Intel VMD or just plain NVMe?


I have a laptop with i7 11th Gen CPU. I can either turn on Intel VMD and use the VMD driver from Intel (part of IRST) for my two SSDs - with no RAID, I am not interested in setting up RAID, or I can disable Intel VMD and run standard NVMe drivers (or Samsung NVMe for my one Samsung SSD). Does...




www.elevenforum.com


----------



## Pictus (Mar 31, 2022)

You should not install Intel RST and do not need VMD.


----------



## jamieboo (Mar 31, 2022)

Nico5 said:


> you may find some interesting discussion and info in this thread:
> 
> 
> 
> ...


Thanks Nico5. Yeah, I'd already come across that page. So it _seems_ there is no performance difference between VMD enabled/disabled.



Pictus said:


> You should not install Intel RST and do not need VMD.


Thanks Pictus - that's reassuring to hear! I don't want to mess up my foundation!

I guess I was just a bit concerned because VMD is new tech that is apparently related to how the CPU talks to storage.
There's a lot of stuff that definitely does not relate to me - eg. Raid enabling, hot-swapping, LED control, and other 'data centre' benefits - but I was a bit concerned about supposed CPU communication advantages.
And someone said that if you disable VMD then an NVMe using the CPU PCIe lanes might somehow switch to using the less efficient chipset lanes instead. Is this possible? Is there anyway to test/verify which PCIe lanes are being used?

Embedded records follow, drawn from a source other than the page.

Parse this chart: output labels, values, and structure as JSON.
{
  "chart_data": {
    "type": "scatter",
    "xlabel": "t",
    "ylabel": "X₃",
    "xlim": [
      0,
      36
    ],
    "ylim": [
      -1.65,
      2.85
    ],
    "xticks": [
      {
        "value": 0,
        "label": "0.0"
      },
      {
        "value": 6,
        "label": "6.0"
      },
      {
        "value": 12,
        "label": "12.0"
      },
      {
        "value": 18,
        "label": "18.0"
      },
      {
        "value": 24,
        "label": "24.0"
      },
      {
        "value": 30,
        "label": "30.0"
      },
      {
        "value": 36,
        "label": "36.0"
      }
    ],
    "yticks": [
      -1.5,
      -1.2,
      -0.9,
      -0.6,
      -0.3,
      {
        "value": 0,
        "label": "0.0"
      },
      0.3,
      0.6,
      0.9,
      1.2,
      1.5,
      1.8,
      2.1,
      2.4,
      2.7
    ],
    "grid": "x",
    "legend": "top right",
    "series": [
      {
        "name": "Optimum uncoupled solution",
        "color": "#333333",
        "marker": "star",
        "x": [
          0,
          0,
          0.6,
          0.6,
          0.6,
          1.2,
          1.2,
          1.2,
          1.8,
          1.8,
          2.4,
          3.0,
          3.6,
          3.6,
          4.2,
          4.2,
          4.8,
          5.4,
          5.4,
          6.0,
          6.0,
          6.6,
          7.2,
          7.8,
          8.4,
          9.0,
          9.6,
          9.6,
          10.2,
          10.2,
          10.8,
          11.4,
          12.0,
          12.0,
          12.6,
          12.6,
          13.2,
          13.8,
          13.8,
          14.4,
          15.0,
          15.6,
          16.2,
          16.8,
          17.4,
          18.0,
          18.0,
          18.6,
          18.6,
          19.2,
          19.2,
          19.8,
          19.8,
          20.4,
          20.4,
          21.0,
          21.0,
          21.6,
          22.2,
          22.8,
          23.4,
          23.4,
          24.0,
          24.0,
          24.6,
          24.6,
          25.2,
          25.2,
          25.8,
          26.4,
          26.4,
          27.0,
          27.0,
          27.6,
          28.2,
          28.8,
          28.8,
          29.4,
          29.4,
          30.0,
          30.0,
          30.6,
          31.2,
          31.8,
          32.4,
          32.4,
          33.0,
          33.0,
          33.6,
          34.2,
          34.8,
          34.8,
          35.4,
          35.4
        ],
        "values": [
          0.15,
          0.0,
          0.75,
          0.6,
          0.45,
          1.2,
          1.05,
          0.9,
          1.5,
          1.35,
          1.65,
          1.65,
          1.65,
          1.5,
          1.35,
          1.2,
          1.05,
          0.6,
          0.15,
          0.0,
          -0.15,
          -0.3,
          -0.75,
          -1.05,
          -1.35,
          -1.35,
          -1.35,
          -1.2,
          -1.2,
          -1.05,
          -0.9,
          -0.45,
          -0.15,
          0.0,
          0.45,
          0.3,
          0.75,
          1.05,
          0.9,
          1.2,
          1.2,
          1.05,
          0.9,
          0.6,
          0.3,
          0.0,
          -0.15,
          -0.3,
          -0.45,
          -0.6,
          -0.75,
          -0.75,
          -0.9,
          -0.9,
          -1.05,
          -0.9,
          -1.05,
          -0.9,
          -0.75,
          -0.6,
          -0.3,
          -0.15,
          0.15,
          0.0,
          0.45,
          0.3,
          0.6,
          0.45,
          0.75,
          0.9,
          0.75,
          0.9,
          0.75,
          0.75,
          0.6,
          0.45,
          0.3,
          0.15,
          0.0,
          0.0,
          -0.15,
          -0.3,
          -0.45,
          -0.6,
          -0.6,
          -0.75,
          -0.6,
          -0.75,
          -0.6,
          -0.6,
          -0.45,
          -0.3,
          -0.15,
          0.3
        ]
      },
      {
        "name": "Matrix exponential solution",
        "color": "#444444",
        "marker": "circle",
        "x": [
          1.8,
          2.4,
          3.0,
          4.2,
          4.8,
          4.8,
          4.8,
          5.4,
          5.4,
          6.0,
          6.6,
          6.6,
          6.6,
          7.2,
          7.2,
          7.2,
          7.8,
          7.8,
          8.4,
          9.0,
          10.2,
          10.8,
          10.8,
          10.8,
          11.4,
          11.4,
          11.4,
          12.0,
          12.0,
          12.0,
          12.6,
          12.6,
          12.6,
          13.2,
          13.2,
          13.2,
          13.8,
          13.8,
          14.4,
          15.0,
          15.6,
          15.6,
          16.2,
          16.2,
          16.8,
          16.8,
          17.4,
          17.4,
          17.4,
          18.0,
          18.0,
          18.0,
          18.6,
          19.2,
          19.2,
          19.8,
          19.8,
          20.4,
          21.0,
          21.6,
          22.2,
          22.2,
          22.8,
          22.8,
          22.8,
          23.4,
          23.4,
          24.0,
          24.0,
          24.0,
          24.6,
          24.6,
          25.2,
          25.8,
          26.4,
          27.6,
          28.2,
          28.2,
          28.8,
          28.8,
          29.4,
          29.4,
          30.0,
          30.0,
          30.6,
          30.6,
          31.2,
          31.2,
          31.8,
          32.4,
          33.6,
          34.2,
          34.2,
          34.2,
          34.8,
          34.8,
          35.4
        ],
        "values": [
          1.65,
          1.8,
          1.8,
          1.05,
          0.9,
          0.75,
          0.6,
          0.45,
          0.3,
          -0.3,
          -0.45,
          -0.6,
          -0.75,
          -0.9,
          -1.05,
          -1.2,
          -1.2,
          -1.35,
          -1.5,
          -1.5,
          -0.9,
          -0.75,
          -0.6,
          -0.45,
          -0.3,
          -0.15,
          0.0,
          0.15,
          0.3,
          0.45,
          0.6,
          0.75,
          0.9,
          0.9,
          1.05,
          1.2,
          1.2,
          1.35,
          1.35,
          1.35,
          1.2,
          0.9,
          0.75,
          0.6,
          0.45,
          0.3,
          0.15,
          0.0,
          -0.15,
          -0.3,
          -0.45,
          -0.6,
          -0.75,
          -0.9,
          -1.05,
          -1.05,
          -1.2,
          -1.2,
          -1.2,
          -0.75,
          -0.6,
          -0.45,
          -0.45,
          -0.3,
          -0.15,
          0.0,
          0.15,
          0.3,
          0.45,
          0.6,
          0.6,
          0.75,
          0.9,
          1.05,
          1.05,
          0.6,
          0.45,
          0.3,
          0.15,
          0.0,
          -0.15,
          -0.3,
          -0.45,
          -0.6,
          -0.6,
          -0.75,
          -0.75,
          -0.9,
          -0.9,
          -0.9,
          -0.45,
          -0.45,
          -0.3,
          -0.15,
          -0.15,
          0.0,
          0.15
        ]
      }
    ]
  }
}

I guess I just want to be as sure as possible that I'm not laying a foundation and omitting things that I might regret in future.

**Here's some blurb about the benefits of VMD. It seems to relate extensively to Xeon build, but might relate to any modern Intel CPU? It mentions the processes bypass something called a Hypervisor and so is therefore more efficient. Or something.


https://www.intel.com/content/dam/www/central-libraries/us/en/documents/volume-management-device-direct-assign-brief.pdf


----------



## Pictus (Mar 31, 2022)

You are welcome.
Not possible, the lanes are physically defined by the M.2 slot wiring.
If it is connected *direct *to the CPU, will not magically change to the chipset or vice-versa.
I think in the past with motherboards with PLX chips we had a case of a slot that could
be assigned to CPU or chipset, but the connection always passed through the PLX chip.

The less you install, better it is... Driver or software...
Stuff you do not use like WiFi, onboard sound, etc, should be disabled in the BIOS.


----------